The storm track sensitivity shown here is small, but significant, and while the changes are generally in the detailed structure of the storm track, some of these changes occur over populated regions, and they may be important. For example, since the response of the North Atlantic storm track to increased greenhouse gas forcing is often subtle (Bengtsson et al. 2006), it may be important that the detailed structure of the storm track is represented as well as possible in climate models. Also, since the effect of increased spatial resolution is to pull the start of the storm track off the North American coast and onto the strong SST gradient, this could mean that the storm track is more sensitive to SST variability than is apparent in low-resolution models.

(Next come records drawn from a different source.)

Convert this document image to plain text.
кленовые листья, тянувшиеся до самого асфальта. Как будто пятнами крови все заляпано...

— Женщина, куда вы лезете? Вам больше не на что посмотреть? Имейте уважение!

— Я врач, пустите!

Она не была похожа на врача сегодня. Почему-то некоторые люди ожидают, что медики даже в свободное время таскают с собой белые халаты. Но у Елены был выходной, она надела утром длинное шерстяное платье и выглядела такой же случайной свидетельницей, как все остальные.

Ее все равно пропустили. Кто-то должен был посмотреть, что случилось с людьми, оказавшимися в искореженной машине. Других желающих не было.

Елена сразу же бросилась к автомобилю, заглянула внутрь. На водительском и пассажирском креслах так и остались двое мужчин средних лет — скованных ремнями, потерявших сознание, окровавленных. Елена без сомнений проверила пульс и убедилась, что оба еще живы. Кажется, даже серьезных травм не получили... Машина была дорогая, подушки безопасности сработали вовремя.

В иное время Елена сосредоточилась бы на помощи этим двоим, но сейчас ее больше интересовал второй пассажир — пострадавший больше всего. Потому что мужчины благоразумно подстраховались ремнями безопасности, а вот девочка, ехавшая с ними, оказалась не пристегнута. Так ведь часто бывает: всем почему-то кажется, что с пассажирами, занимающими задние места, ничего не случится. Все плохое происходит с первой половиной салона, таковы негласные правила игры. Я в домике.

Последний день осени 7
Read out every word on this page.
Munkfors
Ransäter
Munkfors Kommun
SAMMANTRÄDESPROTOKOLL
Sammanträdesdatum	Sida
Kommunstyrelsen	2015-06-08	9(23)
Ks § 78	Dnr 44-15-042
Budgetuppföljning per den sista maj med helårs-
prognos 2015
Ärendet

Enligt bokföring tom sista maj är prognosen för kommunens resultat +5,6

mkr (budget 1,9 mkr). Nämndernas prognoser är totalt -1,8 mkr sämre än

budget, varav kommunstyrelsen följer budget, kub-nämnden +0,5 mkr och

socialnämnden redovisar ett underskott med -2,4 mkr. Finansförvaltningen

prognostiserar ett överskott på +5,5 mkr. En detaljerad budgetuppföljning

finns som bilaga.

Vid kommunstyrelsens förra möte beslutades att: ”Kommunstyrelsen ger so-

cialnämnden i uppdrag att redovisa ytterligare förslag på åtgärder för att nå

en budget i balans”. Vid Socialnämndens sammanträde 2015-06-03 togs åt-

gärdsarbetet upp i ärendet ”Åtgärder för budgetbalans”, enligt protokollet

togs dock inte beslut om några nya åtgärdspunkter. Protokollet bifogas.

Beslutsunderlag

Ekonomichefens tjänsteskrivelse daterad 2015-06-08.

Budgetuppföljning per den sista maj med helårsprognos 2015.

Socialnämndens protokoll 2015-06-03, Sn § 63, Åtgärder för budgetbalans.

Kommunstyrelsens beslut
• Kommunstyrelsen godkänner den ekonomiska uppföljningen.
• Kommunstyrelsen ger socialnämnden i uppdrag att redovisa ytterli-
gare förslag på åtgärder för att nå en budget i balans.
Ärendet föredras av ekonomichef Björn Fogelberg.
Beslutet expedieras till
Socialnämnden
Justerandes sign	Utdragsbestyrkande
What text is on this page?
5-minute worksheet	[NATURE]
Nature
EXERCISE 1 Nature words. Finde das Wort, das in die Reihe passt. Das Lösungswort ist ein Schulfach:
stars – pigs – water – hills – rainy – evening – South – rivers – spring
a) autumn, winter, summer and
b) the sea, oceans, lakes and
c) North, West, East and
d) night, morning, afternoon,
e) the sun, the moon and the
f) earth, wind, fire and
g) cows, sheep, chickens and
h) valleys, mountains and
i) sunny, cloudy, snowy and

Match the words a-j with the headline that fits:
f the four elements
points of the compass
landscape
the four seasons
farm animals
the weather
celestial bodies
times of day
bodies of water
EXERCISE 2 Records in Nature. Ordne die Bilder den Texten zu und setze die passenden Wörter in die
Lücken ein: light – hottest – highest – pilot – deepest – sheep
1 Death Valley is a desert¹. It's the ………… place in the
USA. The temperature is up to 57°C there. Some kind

It should also be remembered that, since the lateral boundary conditions constrain roughly 50% of the large-scale variability in the model, the results shown here may be an underestimate of the impact of increasing SST resolution. In addition, Chelton et al. (2006) found that fine-scale wind structure in the atmospheric boundary layer is underestimated even in high resolution models driven by high resolution SSTs, and Song et al. (2009) have shown that this arises due to an underestimate of vertical diffusion in the boundary layer. Although these studies used different models to that used here, it is possible that limitations in the boundary layer scheme could also be leading to an underestimate of the sensitivity of the storm track to SST resolution in our experiments.